The Kathmandu Post
By SUSHMA JOSHI
The Patan Museum courtyard, was at first empty, then quickly full, by 5:10pm on Saturday evening. The event was a fundraising concert, and the musicians in questions were Kutumba and a sibling duo, Barta and Binod Gandharva. Binod is still in high school, and Barta is yet to go to college. The event was aimed to raise funds for their education.
Kutumba is a name I've heard a lot, but keeping with my rule of avoiding events in which musicians who play traditional instruments congregate, I briefly considered not attending. Traditional music played just on instruments has too many strings and too much melancholy. I prefer my traditional music on the radio, where it rightly belongs, paired with a nice vocalist. Of course I was wrong.
Kutumba turned out to be a group of nice young men, dressed in rather funky red and black Nepali style blouses and trousers, with a phenomenal repetoire of music. Yes, indeed, the instruments they used were mostly traditional (although the rainstick from Australia may have been slightly less than “indigenous” in the Nepali context) but the way they played it was much more than what we've ever heard from tradition. From sounds that ranged from Kitaro's Silk Route to a funky jazz improv number at the end, the musicians were clearly drawing on musical history and fusion that avoided the usual Nepali classics, canons and clichés. The atmospheric numbers we heard seem to have echoes of the Himalaya film soundtrack. Indeed, we learn from Nayantara Gurung, who hosted the event, that the band has recently been involved in creating the soundtrack of a new film “God Lives in the Himalayas.” Without doubt, this is going to be one phenomenal soundtrack.
Binod Gandarva, who was studying for his SLC exams, gave such a good rendition of Bhakta Raj Acharya and Gulam Ali that the audience sat in pin drop silence. The sibling duo then sang a lively duet together. Barta later sang a song of her own composition. Titled “Born Poor,” the song is a chant that repeats a woman's lament of being born poor and having to live as a slave. Barta received an enthusiastic audience response. At the end, she thanked her mentors, including Kutumba, for supporting her academic goals to finish her music education. Nayantara reminded the audience that the two young singers were committed to music and could very well be the Ram Dhakal and Aruna Lama of the future, and that supporting the two young emerging artists now would be investing in history-in-the-making.

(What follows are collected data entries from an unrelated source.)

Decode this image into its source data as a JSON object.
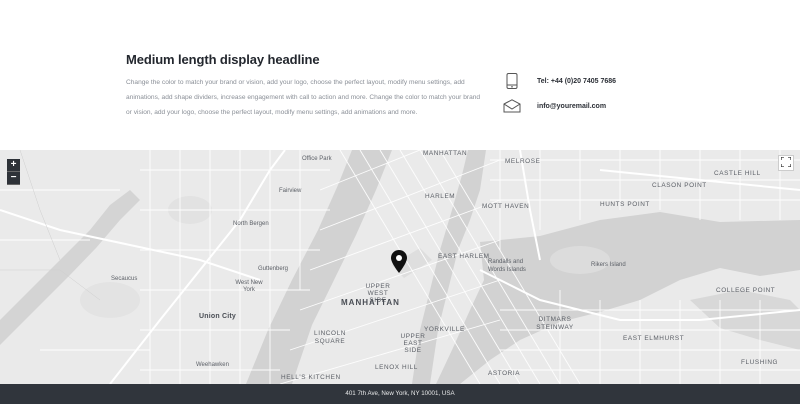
{
  "section": {
    "headline": "Medium length display headline",
    "body": "Change the color to match your brand or vision, add your logo, choose the perfect layout, modify menu settings, add animations, add shape dividers, increase engagement with call to action and more. Change the color to match your brand or vision, add your logo, choose the perfect layout, modify menu settings, add animations and more."
  },
  "contact": {
    "phone": "Tel: +44 (0)20 7405 7686",
    "email": "info@youremail.com",
    "phone_icon": "phone-icon",
    "email_icon": "envelope-icon"
  },
  "map": {
    "zoom_in": "+",
    "zoom_out": "−",
    "labels": {
      "office_park": "Office Park",
      "manhattan_top": "MANHATTAN",
      "melrose": "MELROSE",
      "castle_hill": "CASTLE HILL",
      "clason_point": "CLASON POINT",
      "fairview": "Fairview",
      "harlem": "HARLEM",
      "mott_haven": "MOTT HAVEN",
      "hunts_point": "HUNTS POINT",
      "north_bergen": "North Bergen",
      "east_harlem": "EAST HARLEM",
      "randalls": "Randalls and Words Islands",
      "rikers": "Rikers Island",
      "secaucus": "Secaucus",
      "guttenberg": "Guttenberg",
      "west_new_york": "West New York",
      "upper_west_side": "UPPER WEST SIDE",
      "manhattan": "MANHATTAN",
      "college_point": "COLLEGE POINT",
      "union_city": "Union City",
      "lincoln_square": "LINCOLN SQUARE",
      "yorkville": "YORKVILLE",
      "upper_east_side": "UPPER EAST SIDE",
      "ditmars": "DITMARS STEINWAY",
      "east_elmhurst": "EAST ELMHURST",
      "weehawken": "Weehawken",
      "hells_kitchen": "HELL'S KITCHEN",
      "lenox_hill": "LENOX HILL",
      "astoria": "ASTORIA",
      "flushing": "FLUSHING"
    },
    "pin_icon": "map-pin-icon",
    "fullscreen_icon": "fullscreen-icon"
  },
  "footer": {
    "address": "401 7th Ave, New York, NY 10001, USA"
  }
}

The Patan Museum fundraiser seemed to highlight a trend in the New Nepal-artists supporting and mentoring other young artists to fulfil their dreams. What is heartwarming about this trend is that Kutumba themselves are young artists-most of them are in their twenties. Artists contributing their skills to raise funds for education is not new (Asman, the St. Mary's alumni network, held a concert with a well-known singer Shuba Mugdul to raise scholarship funds a day ago), but what is new is the desire to support education in the arts.
Art education is poorly supported in Nepal, especially in communities already struggling to provide children with education. Even with scholarships, students still have to struggle to pay living expenses in a city that has quickly become untenable for students. With most of the art colleges and universities centred in the capital (the Kathmandu School of Music, where Barta could potentially study, is located in a quiet, beautiful corner of Bhaktapur), students like Barta often have to be exceptional to stand out and reach the critical level of community support generated by the fundraiser. But for many other students, this kind of educational opportunity still remains out of reach.

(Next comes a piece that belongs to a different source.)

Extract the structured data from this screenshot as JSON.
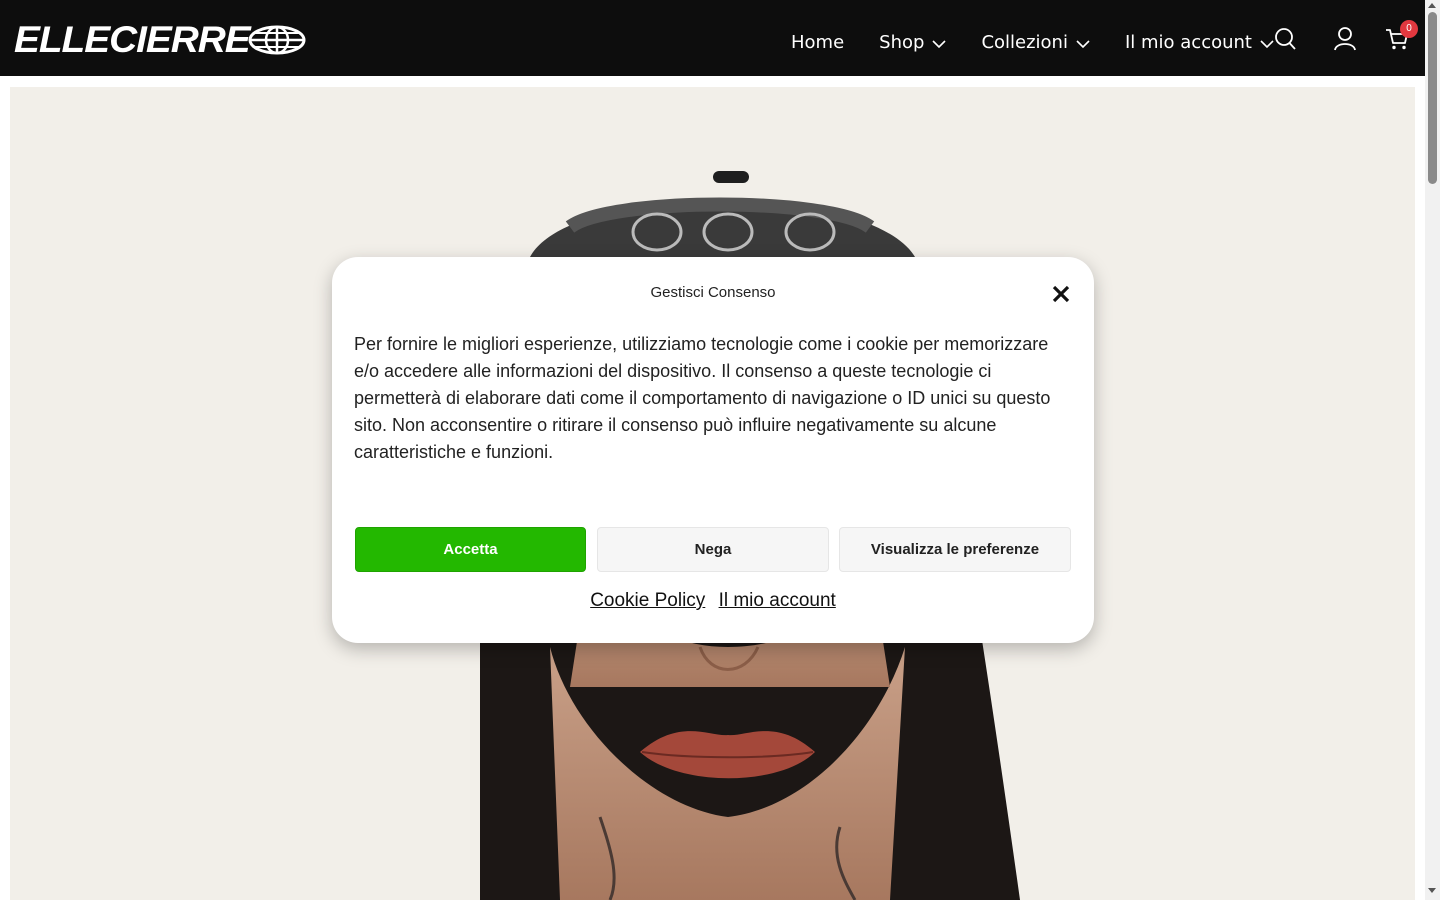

The crowd at the Patan Museum was a testimony of the popularity of arts, and how people, when given the chance, will open their hearts and their wallets to support both young, emerging artists, as well as their dreams to get more qualification needed in the modern world. No doubt, events like these will continue to lead the way for more funding for arts education. Of course, ultimately the aim should be to establish regional higher educational institutions in art, music, and theatre in different parts of Nepal. Until that happens, Nepal will nurture its next generation of artists haphazardly, more through luck than any regular support. Let's hope this event, a sign of things to come, and that more formal circuits will be established to raise private donations and support which currently exist only through non-formal networks and in an ad-hoc fashion in Nepal.